Diferencia entre personalidad y trastorno de la personalidad


Autor: Fabián Velásquez

Fecha: Enero del 2018

De debe entender la personalidad como un constructo, y para ello se han propuesto numerosas definiciones, no obstante existe cierto consenso en que la personalidad es patrón de pensamientos, sentimientos y conductas característicos que distingue a las personas entre sí y que persiste a lo largo del tiempo y través de las situaciones.

Tomando como base esta definición, diversos autores se preguntan ¿cuál es la diferencia entre una personalidad sana y una patológica? A la fecha, no son del todo claras esas diferencias.

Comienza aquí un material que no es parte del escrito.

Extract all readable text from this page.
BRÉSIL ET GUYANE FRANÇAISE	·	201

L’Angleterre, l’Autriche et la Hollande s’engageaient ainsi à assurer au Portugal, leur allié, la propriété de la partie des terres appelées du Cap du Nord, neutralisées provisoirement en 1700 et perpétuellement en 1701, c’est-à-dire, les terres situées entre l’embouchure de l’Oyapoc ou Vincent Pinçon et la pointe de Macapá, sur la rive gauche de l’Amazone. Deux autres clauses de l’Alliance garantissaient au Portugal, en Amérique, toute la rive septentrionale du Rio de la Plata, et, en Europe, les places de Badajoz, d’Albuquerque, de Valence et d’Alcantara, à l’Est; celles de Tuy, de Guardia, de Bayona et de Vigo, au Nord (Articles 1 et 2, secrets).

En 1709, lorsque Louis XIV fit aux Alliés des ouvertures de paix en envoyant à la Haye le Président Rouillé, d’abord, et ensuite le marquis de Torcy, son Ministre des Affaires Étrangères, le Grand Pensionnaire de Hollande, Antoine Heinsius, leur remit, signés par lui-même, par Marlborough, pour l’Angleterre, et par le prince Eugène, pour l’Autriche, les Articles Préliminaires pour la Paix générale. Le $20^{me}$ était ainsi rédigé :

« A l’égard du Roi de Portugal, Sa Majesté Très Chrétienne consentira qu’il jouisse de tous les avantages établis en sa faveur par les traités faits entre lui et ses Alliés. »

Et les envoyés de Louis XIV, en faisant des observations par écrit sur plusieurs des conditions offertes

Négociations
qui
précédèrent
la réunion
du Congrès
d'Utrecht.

Theodore Millon se refiere a las personas sanas como aquellas que manifiestan la capacidad para afrontar el ambiente de un modo flexible y cuando sus percepciones y conductas típicas fomentan el aumento de la satisfacción personal.

Por otra parte, cuando las personas responden a las responsabilidades cotidianas de manera rígida, o cuando sus percepciones y conductas dan como consecuencia un malestar personal o una reducción de las oportunidades para aprender y crecer, entonces se considera un patrón patológico o desadaptativo.

Por su parte, el DSM-5 (Manual diagnóstico y estadístico de los trastornos mentales) considera que los rasgos de la personalidad son patrones persistentes de percibir, relacionarse con y pensar sobre el entorno y sobre uno mismo, que se manifiestan en una amplia gama de contextos sociales y personales y que sólo cuando dichos rasgos son inflexibles y desadaptativos y causan un malestar subjetivo o un deterioro funcional significativo pueden considerarse como trastornos de la personalidad.

Vicente Caballo expresa que la característica esencial de un trastorno de la personalidad es un patrón permanente de conducta y de experiencia interna que se desvía notablemente de las expectativas generadas por la cultura del sujeto y que se manifiesta en al menos dos de las siguientes áreas: cognición, afectividad, funcionamiento interpersonal y control de impulsos.

Por lo tanto, se puede concluir que las características básicas de un trastorno de la personalidad son las siguientes:

  1. a) Está profundamente enraizado y es de naturaleza inflexible.
  2. b) Es desadaptativo, especialmente en contextos interpersonales.
  3. c) Es relativamente estable a lo largo del tiempo.
  4. d) Deteriora de forma significativa la capacidad de la persona para funcionar.
  5. e) Produce malestar en el entorno de la persona.